Andy Taggart, Fordice’s former chief of staff who is now in private practice, said he opposed the lawsuit because he felt that government shouldn’t create public policy through litigation.

“The worst of it is that all of those cases were settled, which basically means all the tobacco companies bought, at an exorbitant price, was a license to continue to do business all over the country,” Taggart said.

Moore, Taggart said, “is certainly capable of grandstanding, but I don’t think that’s what the tobacco litigation was about. He believed in the issue.”

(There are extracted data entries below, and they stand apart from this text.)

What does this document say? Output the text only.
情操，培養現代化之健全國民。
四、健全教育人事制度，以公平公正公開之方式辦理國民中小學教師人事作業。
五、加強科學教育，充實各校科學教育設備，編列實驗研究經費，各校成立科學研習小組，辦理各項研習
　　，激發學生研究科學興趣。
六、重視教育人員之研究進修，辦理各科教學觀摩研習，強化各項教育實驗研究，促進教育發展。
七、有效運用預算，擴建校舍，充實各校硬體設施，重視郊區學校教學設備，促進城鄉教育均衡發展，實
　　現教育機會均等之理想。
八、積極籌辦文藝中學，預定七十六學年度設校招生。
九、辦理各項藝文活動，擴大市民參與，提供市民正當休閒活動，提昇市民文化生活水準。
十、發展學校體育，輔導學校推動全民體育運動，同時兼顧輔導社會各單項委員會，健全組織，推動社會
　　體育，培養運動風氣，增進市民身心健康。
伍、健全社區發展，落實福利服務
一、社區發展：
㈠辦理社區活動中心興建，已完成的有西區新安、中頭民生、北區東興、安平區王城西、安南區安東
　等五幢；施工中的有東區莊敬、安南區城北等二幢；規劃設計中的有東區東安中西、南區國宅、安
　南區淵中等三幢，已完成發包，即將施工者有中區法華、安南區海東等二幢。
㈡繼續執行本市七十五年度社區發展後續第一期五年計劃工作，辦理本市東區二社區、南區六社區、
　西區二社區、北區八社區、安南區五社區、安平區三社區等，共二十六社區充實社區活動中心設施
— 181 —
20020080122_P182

Moore, 56, is still an activist behind the scenes, working with children’s causes. He’s on the board of The Campaign for Tobacco-Free Kids and is involved with the National Center for Missing & Exploited Children. With his friend, former Mississippi Gov. Ray Mabus, he formed a nonprofit that has built daycare centers along the Hurricane Katrina-ravaged Gulf Coast.

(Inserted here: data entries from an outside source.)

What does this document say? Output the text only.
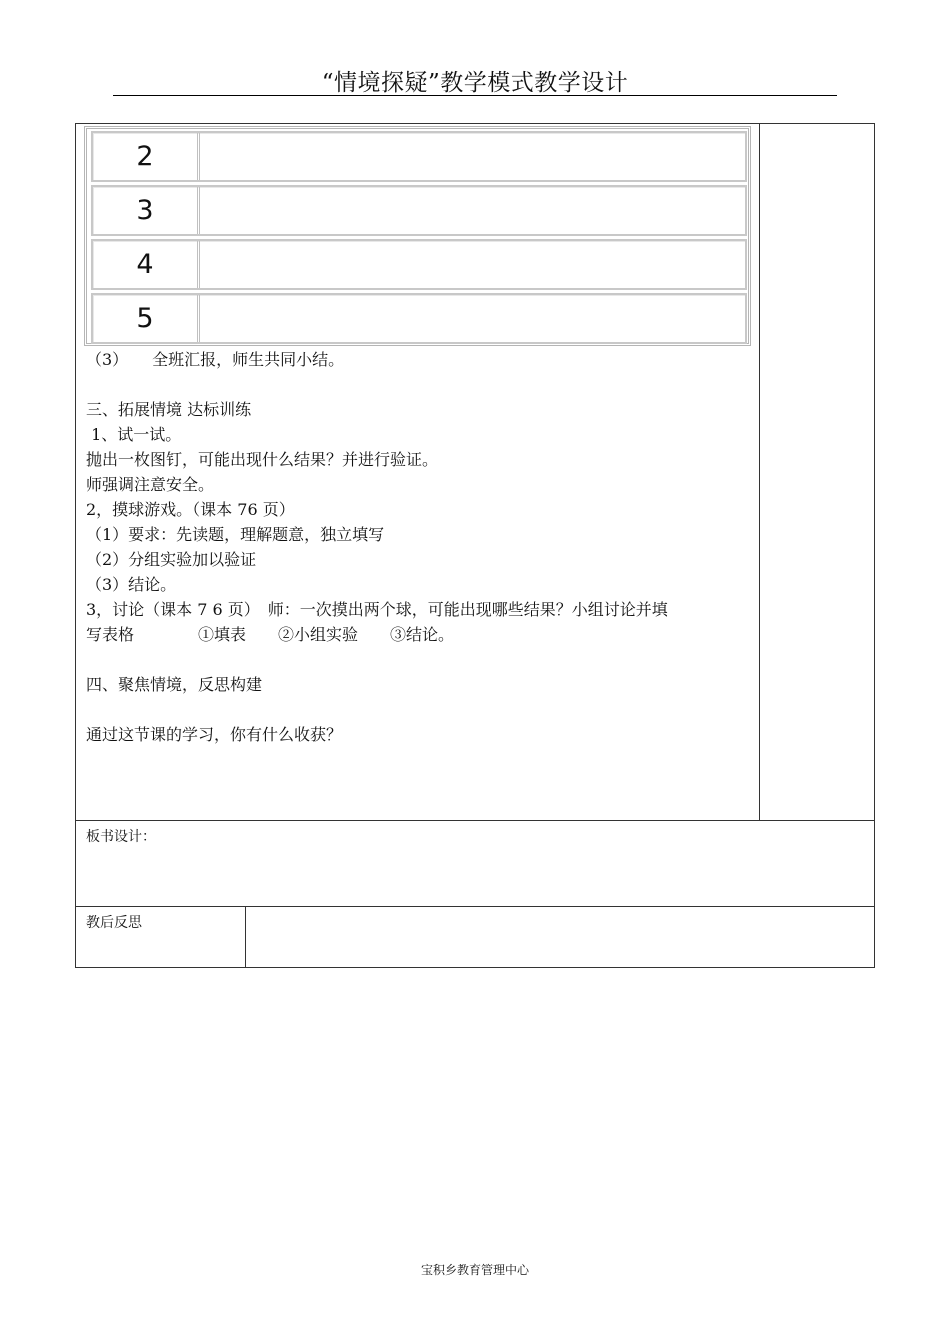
“情境探疑”教学模式教学设计
2
3
4
5
（3）　　全班汇报，师生共同小结。
三、拓展情境 达标训练
1、试一试。
抛出一枚图钉，可能出现什么结果？并进行验证。
师强调注意安全。
2，摸球游戏。（课本 76 页）
（1）要求：先读题，理解题意，独立填写
（2）分组实验加以验证
（3）结论。
3，讨论（课本 7 6 页）　师：一次摸出两个球，可能出现哪些结果？小组讨论并填
写表格　　　　①填表　　②小组实验　　③结论。
四、聚焦情境，反思构建
通过这节课的学习，你有什么收获？
板书设计：
教后反思
宝积乡教育管理中心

“I’m not as much a Big Tobacco nemesis as much as I am public advocate,” said Moore, who made a name for himself as a Gulf Coast district attorney who went after white-collar criminals before being elected attorney general.

When Republican Trent Lott decided last year to leave the U.S. Senate after holding the seat for 19 years, Moore’s name was among the first mentioned as a possible successor. He didn’t run.

“I have passed up a lot of opportunities to run for this or that. I continue to get requests to run for governor or run for senator,” Moore said. “I really am enjoying what I’m doing and enjoying being out of the limelight. You name the issue, I’m involved in it from a children’s standpoint. Who knows. You never say never.”

North Carolina Gov. Mike Easley said Moore’s affability was a trait that served him well when he went after the tobacco industry. Easley, who was North Carolina’s attorney general when Moore was planning to file his lawsuit, said Moore paid him a visit in the 1990s.

“I was in the largest tobacco-producing state in the country,” Easley said. “He sat down and he explained to me how he felt about it and what he was thinking about doing,” Easley said.

Easley remembered how others responded to Moore during the lawsuit negotiations.

“He’s very disarming,” Easley said. “They thought they were going to meet Darth Vader, and then they met him and it’s a totally different personality. That made it easier for him. This guy is a true believer.”

A spokesman for R.J. Reynolds Tobacco Co. declined to comment about Moore.

Moore’s anti-tobacco passion is still strong, and he’s connected to what could be another massive lawsuit against the industry. Moore said he’s a consultant in a lawsuit Nigeria has filed, which seeks about $40 billion in damages from foreign manufacturers. The plaintiffs allege the companies have illegally promoted underage smoking, which they deny.